St.Christopher genuine 6 p stamp (first image). All the next stamps are forgeries, the Queen has a very hooked nose and looks very 'sour'. Also the inscription in the 3 p reads 'Three Pence' instead of "THREEPENCE". Note that the word "SIX PENCE" in the green and brown forgery are written much larger than in the orange ones. A similar image appears in the catalogue of Placido Ramon de Torres of 1879 on page 211.

Genuine stamp
St.Lucia first issue, genuine stamp (first image). All other stamps show a set of primitive forgeries with very thick lettering; note for example the right hand side of the "A" of "POSTAGE". There is also a break in the outer shape of the ellipse just before the 'P' of 'POSTAGE'. The last one with "2 1/2 PENCE" does not have this break, which might indicate that the other forgeries were made after the overprint was erased. A similar image appears in the catalogue of de Torres of 1879 on page 218. The de Torres stamp does not have the break in front of the "P".

De Torres illustration
Two 'SW' forgeries from Victoria (1853).
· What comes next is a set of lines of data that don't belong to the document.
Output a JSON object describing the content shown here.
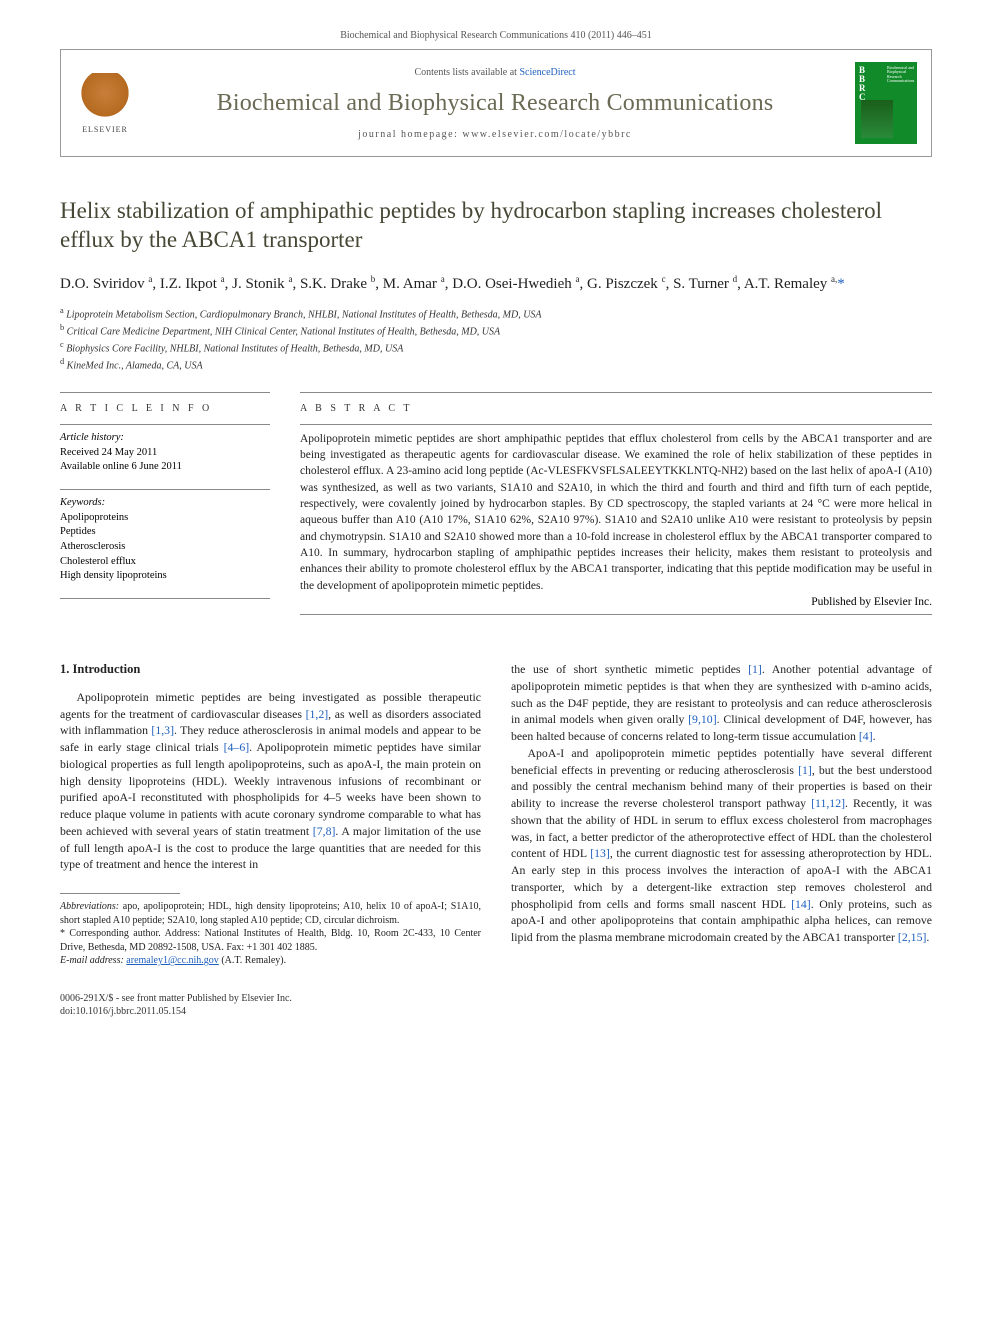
{
  "citation": "Biochemical and Biophysical Research Communications 410 (2011) 446–451",
  "header": {
    "contents_prefix": "Contents lists available at ",
    "contents_link": "ScienceDirect",
    "journal": "Biochemical and Biophysical Research Communications",
    "homepage_prefix": "journal homepage: ",
    "homepage": "www.elsevier.com/locate/ybbrc",
    "publisher": "ELSEVIER",
    "cover_abbr": "B\nB\nR\nC",
    "cover_side": "Biochemical and Biophysical Research Communications"
  },
  "title": "Helix stabilization of amphipathic peptides by hydrocarbon stapling increases cholesterol efflux by the ABCA1 transporter",
  "authors_html": "D.O. Sviridov <sup>a</sup>, I.Z. Ikpot <sup>a</sup>, J. Stonik <sup>a</sup>, S.K. Drake <sup>b</sup>, M. Amar <sup>a</sup>, D.O. Osei-Hwedieh <sup>a</sup>, G. Piszczek <sup>c</sup>, S. Turner <sup>d</sup>, A.T. Remaley <sup>a,</sup><span class=\"corr\">*</span>",
  "affiliations": [
    "a Lipoprotein Metabolism Section, Cardiopulmonary Branch, NHLBI, National Institutes of Health, Bethesda, MD, USA",
    "b Critical Care Medicine Department, NIH Clinical Center, National Institutes of Health, Bethesda, MD, USA",
    "c Biophysics Core Facility, NHLBI, National Institutes of Health, Bethesda, MD, USA",
    "d KineMed Inc., Alameda, CA, USA"
  ],
  "article_info_head": "A R T I C L E   I N F O",
  "abstract_head": "A B S T R A C T",
  "history": {
    "label": "Article history:",
    "received": "Received 24 May 2011",
    "online": "Available online 6 June 2011"
  },
  "keywords_label": "Keywords:",
  "keywords": [
    "Apolipoproteins",
    "Peptides",
    "Atherosclerosis",
    "Cholesterol efflux",
    "High density lipoproteins"
  ],
  "abstract": "Apolipoprotein mimetic peptides are short amphipathic peptides that efflux cholesterol from cells by the ABCA1 transporter and are being investigated as therapeutic agents for cardiovascular disease. We examined the role of helix stabilization of these peptides in cholesterol efflux. A 23-amino acid long peptide (Ac-VLESFKVSFLSALEEYTKKLNTQ-NH2) based on the last helix of apoA-I (A10) was synthesized, as well as two variants, S1A10 and S2A10, in which the third and fourth and third and fifth turn of each peptide, respectively, were covalently joined by hydrocarbon staples. By CD spectroscopy, the stapled variants at 24 °C were more helical in aqueous buffer than A10 (A10 17%, S1A10 62%, S2A10 97%). S1A10 and S2A10 unlike A10 were resistant to proteolysis by pepsin and chymotrypsin. S1A10 and S2A10 showed more than a 10-fold increase in cholesterol efflux by the ABCA1 transporter compared to A10. In summary, hydrocarbon stapling of amphipathic peptides increases their helicity, makes them resistant to proteolysis and enhances their ability to promote cholesterol efflux by the ABCA1 transporter, indicating that this peptide modification may be useful in the development of apolipoprotein mimetic peptides.",
  "abstract_publisher": "Published by Elsevier Inc.",
  "intro_heading": "1. Introduction",
  "col1": "Apolipoprotein mimetic peptides are being investigated as possible therapeutic agents for the treatment of cardiovascular diseases [1,2], as well as disorders associated with inflammation [1,3]. They reduce atherosclerosis in animal models and appear to be safe in early stage clinical trials [4–6]. Apolipoprotein mimetic peptides have similar biological properties as full length apolipoproteins, such as apoA-I, the main protein on high density lipoproteins (HDL). Weekly intravenous infusions of recombinant or purified apoA-I reconstituted with phospholipids for 4–5 weeks have been shown to reduce plaque volume in patients with acute coronary syndrome comparable to what has been achieved with several years of statin treatment [7,8]. A major limitation of the use of full length apoA-I is the cost to produce the large quantities that are needed for this type of treatment and hence the interest in",
  "col2a": "the use of short synthetic mimetic peptides [1]. Another potential advantage of apolipoprotein mimetic peptides is that when they are synthesized with ᴅ-amino acids, such as the D4F peptide, they are resistant to proteolysis and can reduce atherosclerosis in animal models when given orally [9,10]. Clinical development of D4F, however, has been halted because of concerns related to long-term tissue accumulation [4].",
  "col2b": "ApoA-I and apolipoprotein mimetic peptides potentially have several different beneficial effects in preventing or reducing atherosclerosis [1], but the best understood and possibly the central mechanism behind many of their properties is based on their ability to increase the reverse cholesterol transport pathway [11,12]. Recently, it was shown that the ability of HDL in serum to efflux excess cholesterol from macrophages was, in fact, a better predictor of the atheroprotective effect of HDL than the cholesterol content of HDL [13], the current diagnostic test for assessing atheroprotection by HDL. An early step in this process involves the interaction of apoA-I with the ABCA1 transporter, which by a detergent-like extraction step removes cholesterol and phospholipid from cells and forms small nascent HDL [14]. Only proteins, such as apoA-I and other apolipoproteins that contain amphipathic alpha helices, can remove lipid from the plasma membrane microdomain created by the ABCA1 transporter [2,15].",
  "footnotes": {
    "abbrev_label": "Abbreviations:",
    "abbrev": " apo, apolipoprotein; HDL, high density lipoproteins; A10, helix 10 of apoA-I; S1A10, short stapled A10 peptide; S2A10, long stapled A10 peptide; CD, circular dichroism.",
    "corr_label": "* Corresponding author. ",
    "corr": "Address: National Institutes of Health, Bldg. 10, Room 2C-433, 10 Center Drive, Bethesda, MD 20892-1508, USA. Fax: +1 301 402 1885.",
    "email_label": "E-mail address: ",
    "email": "aremaley1@cc.nih.gov",
    "email_suffix": " (A.T. Remaley)."
  },
  "bottom": {
    "line1": "0006-291X/$ - see front matter Published by Elsevier Inc.",
    "line2": "doi:10.1016/j.bbrc.2011.05.154"
  },
  "colors": {
    "link": "#2060c0",
    "journal": "#6a6a55",
    "title": "#474735",
    "cover": "#118a2a"
  }
}
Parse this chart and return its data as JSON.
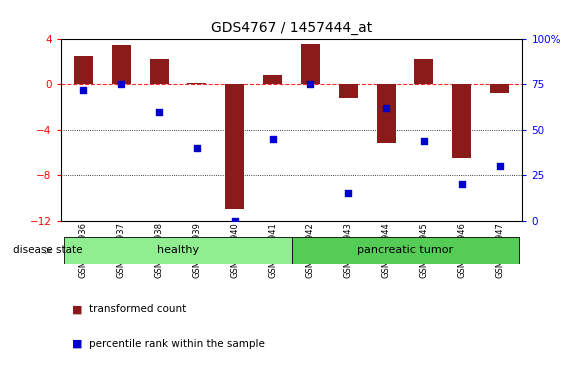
{
  "title": "GDS4767 / 1457444_at",
  "samples": [
    "GSM1159936",
    "GSM1159937",
    "GSM1159938",
    "GSM1159939",
    "GSM1159940",
    "GSM1159941",
    "GSM1159942",
    "GSM1159943",
    "GSM1159944",
    "GSM1159945",
    "GSM1159946",
    "GSM1159947"
  ],
  "bar_values": [
    2.5,
    3.5,
    2.2,
    0.15,
    -11.0,
    0.8,
    3.6,
    -1.2,
    -5.2,
    2.2,
    -6.5,
    -0.8
  ],
  "percentile_values": [
    72,
    75,
    60,
    40,
    0,
    45,
    75,
    15,
    62,
    44,
    20,
    30
  ],
  "ylim_left": [
    -12,
    4
  ],
  "ylim_right": [
    0,
    100
  ],
  "yticks_left": [
    4,
    0,
    -4,
    -8,
    -12
  ],
  "yticks_right": [
    100,
    75,
    50,
    25,
    0
  ],
  "bar_color": "#8B1A1A",
  "dot_color": "#0000CC",
  "healthy_color": "#90EE90",
  "tumor_color": "#55CC55",
  "sample_box_color": "#CCCCCC",
  "healthy_samples_count": 6,
  "tumor_samples_count": 6,
  "disease_state_label": "disease state",
  "healthy_label": "healthy",
  "tumor_label": "pancreatic tumor",
  "legend_bar_label": "transformed count",
  "legend_dot_label": "percentile rank within the sample",
  "bar_width": 0.5
}
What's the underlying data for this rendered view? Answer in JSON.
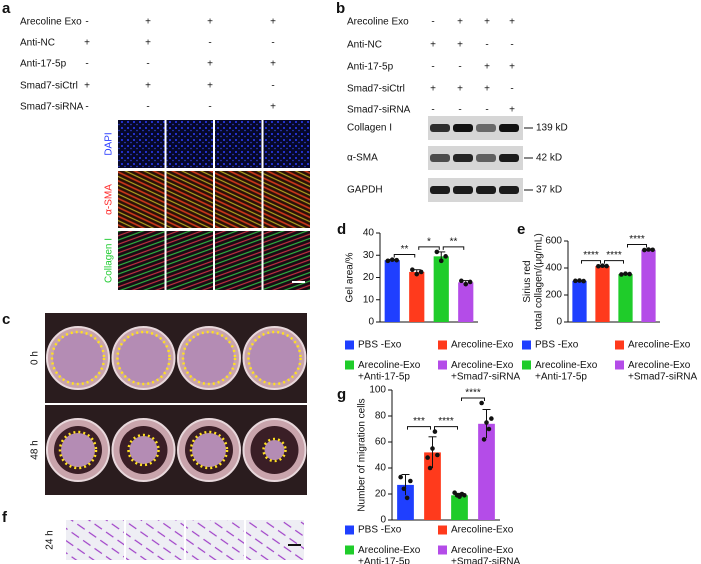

These corner letters do not appear in a genuine stamp in this combination. Two slightly different types, made by the same forger? A similar image appears in the catalogue of de Torres on page 249.

5 Sh blue on yellow Cut from a Gray catalogue of 1870 Scan from a de Torres album
Victoria genuine 5 Sh stamp of 1868 and a Senf forgery with printed perforation. I have seen it with the perforation 'cut out' and the word "FALSCH" overprinted with a manual cancel (see: http://stampsofvictoria.com/laureates.php). The curly design at the bottom of the stamp is inverted. Also the ornament at 10 o'clock is missing. This image appears to have been copied from an illustration in the magazine Le Timbre Poste by Moens, No.68, page 58, August 1868 (the same image also appears in the same journal in Nr.63, March 1868, page 19).. The design of this forgery is identical to the image given in "The illustrated catalogue of postage stamps" by J.E.Gray (1870, page 174, see fourth image). A similar image appears in the catalogue of Placido Ramon de Torres of 1879 on page 251 (last image).